Four years ago last week Calvin was hospitalized for status epilepticus, a dangerous—sometimes lethal—cluster of uncontrolled seizures. The trigger was a fever and a prickly rash covering his entire torso. Once again he ended up in the PICU where he continued to have seizures. Calvin was two and a half and was on his third antiepileptic drug, Depakote.
What I knew about Depakote, compared to some of the other antiepileptic drugs (AEDs), was that it caused a higher incidence of liver damage, but his neurologist at the time opined that it was one of the better drugs in terms of efficacy. What I didn’t know about the drug was that Calvin—due to his age and his developmental deficits—was considered high-risk for that side effect. But I soon found out.
Since Calvin was diagnosed with epilepsy I have delved into the world of AEDs, their application, efficacy and side effects. I have a mind for this detail and the ability to recall the minutiae of each drug and treatment that I research. I uncovered the risk that Depakote posed for Calvin and broached the subject with his neurologist. He simply dismissed my concern and, instead, doubled Calvin’s dose. The drug, at near toxic levels—and like all the others—never showed any benefit.
Several months later Calvin was back in the PICU, again because of status epilepticus. The Depakote had proved ineffective so his neurologist elected to change course. Calvin would try a newer drug, Lamictal, which necessitated a gradual titration over the course of several weeks. In the meantime he would remain on Depakote as a buffer until the Lamictal reached a therapeutic level.
Routinely, when Calvin is admitted to the hospital, his blood is drawn to check for illness and to assess AED levels. Unfortunately, Calvin is what we call a “hard stick”. Because of his low muscle tone finding a vein is difficult and thus the procedure is a painful and often lengthy one. For this reason I make a point to petition for the very best phlebotomist, but usually to no avail. Instead, one or two nurses make failed attempts to draw Calvin’s blood, causing him pain and bruising in his arms, hands and feet. Eventually, my initial plea is met; an expert is summoned who successfully—sometimes painlessly—finds a vein.
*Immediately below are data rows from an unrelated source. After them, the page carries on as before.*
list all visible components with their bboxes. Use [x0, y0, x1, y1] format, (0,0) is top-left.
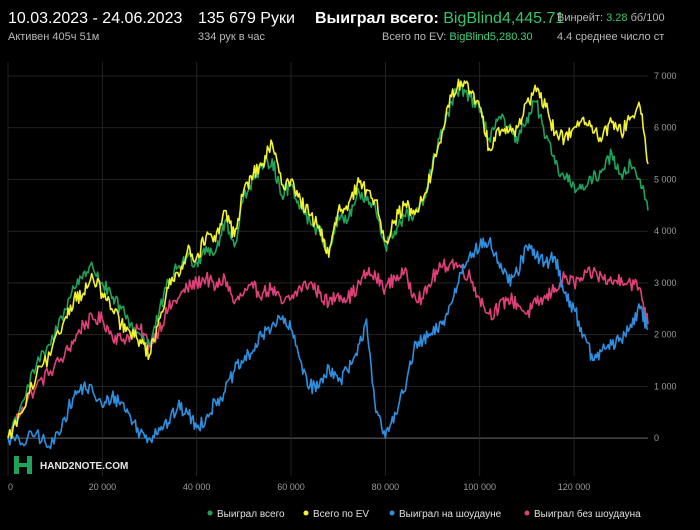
y-tick-label: 0: [654, 433, 659, 443]
x-tick-label: 0: [8, 482, 13, 492]
axis-ticks: 0 1 000 2 000 3 000 4 000 5 000 6 000 7 000 0 20 …: [8, 71, 677, 492]
won-total-value: BigBlind4,445.71: [443, 10, 565, 27]
legend-label-ev: Всего по EV: [313, 509, 369, 520]
legend-marker-nonshowdown: [524, 510, 530, 516]
grid: [7, 62, 648, 476]
legend-marker-ev: [303, 510, 309, 516]
legend: Выиграл всего Всего по EV Выиграл на шоуда…: [207, 508, 641, 520]
series-line-showdown: [7, 237, 649, 450]
won-total: Выиграл всего: BigBlind4,445.71: [315, 10, 564, 28]
legend-label-won: Выиграл всего: [217, 509, 285, 520]
ev-total-label: Всего по EV:: [382, 31, 447, 43]
y-tick-label: 6 000: [654, 123, 677, 133]
won-total-label: Выиграл всего:: [315, 10, 439, 27]
y-tick-label: 2 000: [654, 330, 677, 340]
winrate-label: Винрейт:: [557, 12, 604, 24]
logo-mark-bar: [19, 463, 27, 467]
y-tick-label: 5 000: [654, 174, 677, 184]
winnings-chart: 0 1 000 2 000 3 000 4 000 5 000 6 000 7 000 0 20 …: [7, 62, 677, 520]
x-tick-label: 60 000: [277, 482, 305, 492]
y-tick-label: 7 000: [654, 71, 677, 81]
hands-per-hour: 334 рук в час: [198, 31, 266, 43]
hands-count: 135 679 Руки: [198, 10, 295, 27]
active-time: Активен 405ч 51м: [8, 31, 100, 43]
winrate-unit: бб/100: [630, 12, 665, 24]
stats-header: 10.03.2023 - 24.06.2023 Активен 405ч 51м…: [0, 0, 700, 50]
y-tick-label: 3 000: [654, 278, 677, 288]
ev-total: Всего по EV: BigBlind5,280.30: [382, 31, 533, 43]
legend-label-showdown: Выиграл на шоудауне: [399, 509, 502, 520]
y-tick-label: 4 000: [654, 226, 677, 236]
logo-mark-left: [14, 456, 19, 474]
logo-text: HAND2NOTE.COM: [40, 461, 128, 472]
x-tick-label: 100 000: [463, 482, 496, 492]
x-tick-label: 120 000: [558, 482, 591, 492]
legend-marker-won: [207, 510, 213, 516]
avg-players: 4.4 среднее число ст: [557, 31, 665, 43]
y-tick-label: 1 000: [654, 381, 677, 391]
x-tick-label: 40 000: [183, 482, 211, 492]
ev-total-value: BigBlind5,280.30: [449, 31, 533, 43]
series-line-ev: [7, 78, 649, 440]
x-tick-label: 20 000: [89, 482, 117, 492]
winrate-value: 3.28: [606, 12, 628, 24]
legend-marker-showdown: [389, 510, 395, 516]
date-range: 10.03.2023 - 24.06.2023: [8, 10, 183, 27]
legend-label-nonshowdown: Выиграл без шоудауна: [534, 508, 641, 520]
logo-mark-right: [27, 456, 32, 474]
series-lines: [7, 78, 649, 450]
winrate: Винрейт: 3.28 бб/100: [557, 12, 665, 24]
x-tick-label: 80 000: [372, 482, 400, 492]
hand2note-logo: HAND2NOTE.COM: [14, 456, 128, 474]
This time, as with every blood draw, I asked to review the lab request. I noticed the absence of liver enzyme tests, so I told the nurse to add them to the order. She balked, saying that the doctor hadn’t requested them. I insisted and explained that Calvin was a hard stick and I wanted to avoid multiple blood draws, anticipating that the neurologist might eventually want the liver functions. The nurse conceded.
When the results came back I was not surprised—though I was quite vexed and concerned—to see that one of Calvin’s liver enzymes was ten times the normal range, indicating the beginning of liver trouble. As a result Calvin had to terminate the use of Depakote abruptly. We therefore had to rethink his drug regime to include a medicine that could be initiated at a therapeutic level. Had it not been for my persistence about the enzyme tests the crucial indicators may have gone unnoticed ultimately risking illness and damage to Calvin's liver.
Due to circumstances such as these I have learned that you just have to know what you don’t know.